Верно, пять часов утра, не боле. Я иду — знакомые места… Корабли и яхты на приколе, и на набережной пустота. Изумительный властитель трона и властитель молодой судьбы — Медный всадник поднял першерона, яростного, злого, на дыбы. Он, через реку коня бросая, города любуется красой, и висит нога его босая, — холодно, наверное, босой! Ветры дуют с оста или с веста, всадник топчет медную змею… Вот и вы пришли на это место — я вас моментально узнаю. Коротко приветствие сказали, замолчали, сели покурить… Александр Сергеевич, нельзя ли с вами по душам поговорить? Теснотой и скукой не обижу: набережная — огромный зал. Вас таким, тридцатилетним, вижу, как тогда Кипренский написал. И прекрасен и разнообразен, мужество, любовь и торжество… Вы простите — может, я развязен?
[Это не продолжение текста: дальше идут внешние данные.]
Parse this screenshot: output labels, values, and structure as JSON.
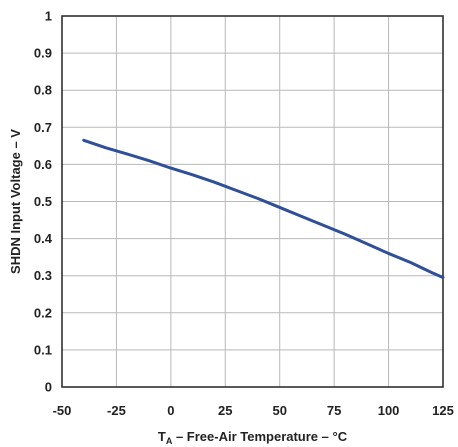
{
  "chart_data": {
    "type": "line",
    "title": "",
    "xlabel_main": "T",
    "xlabel_sub": "A",
    "xlabel_rest": " – Free-Air Temperature – °C",
    "ylabel": "SHDN Input Voltage – V",
    "xlim": [
      -50,
      125
    ],
    "ylim": [
      0,
      1
    ],
    "xticks": [
      -50,
      -25,
      0,
      25,
      50,
      75,
      100,
      125
    ],
    "yticks": [
      0,
      0.1,
      0.2,
      0.3,
      0.4,
      0.5,
      0.6,
      0.7,
      0.8,
      0.9,
      1
    ],
    "xtick_labels": [
      "-50",
      "-25",
      "0",
      "25",
      "50",
      "75",
      "100",
      "125"
    ],
    "ytick_labels": [
      "0",
      "0.1",
      "0.2",
      "0.3",
      "0.4",
      "0.5",
      "0.6",
      "0.7",
      "0.8",
      "0.9",
      "1"
    ],
    "grid": true,
    "line_color": "#2f4f9a",
    "series": [
      {
        "x": [
          -40,
          -30,
          -20,
          -10,
          0,
          10,
          20,
          30,
          40,
          50,
          60,
          70,
          80,
          90,
          100,
          110,
          120,
          125
        ],
        "y": [
          0.665,
          0.645,
          0.628,
          0.61,
          0.59,
          0.572,
          0.552,
          0.53,
          0.508,
          0.484,
          0.46,
          0.436,
          0.412,
          0.386,
          0.36,
          0.336,
          0.308,
          0.295
        ]
      }
    ]
  }
}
Это — от смущенья моего! Потому что по местам окрестным от пяти утра и до шести вы со мной — с таким неинтересным — соблаговолили провести. Вы переживете бронзы тленье и перемещение светил, — первое свое стихотворенье я планиде вашей посвятил. И не только я, а сотни, может, в будущие грозы и бои вам до бесконечия умножат люди посвящения свои. Звали вы от горя и обманов в легкое и мудрое житье, и Сергей Уваров и Романов получили все-таки свое. Вы гуляли в царскосельских соснах — молодые, светлые года, — гибель всех потомков венценосных вы предвидели еще тогда. Пулями народ не переспоря, им в Аничковом не поплясать! Как они до Черного до моря удирали — трудно описать! А за ними прочих вереница, золотая рухлядь, ерунда — их теперь питает заграница, вы не захотели бы туда! Бьют часы уныло… Посветало. Просыпаются… Поют гудки… Вот и собеседника не стало — чувствую пожатие руки. Провожаю взглядом… Виден слабо… Милый мой, неповторимый мой… Я иду по Невскому от Штаба, на Конюшенной сверну домой.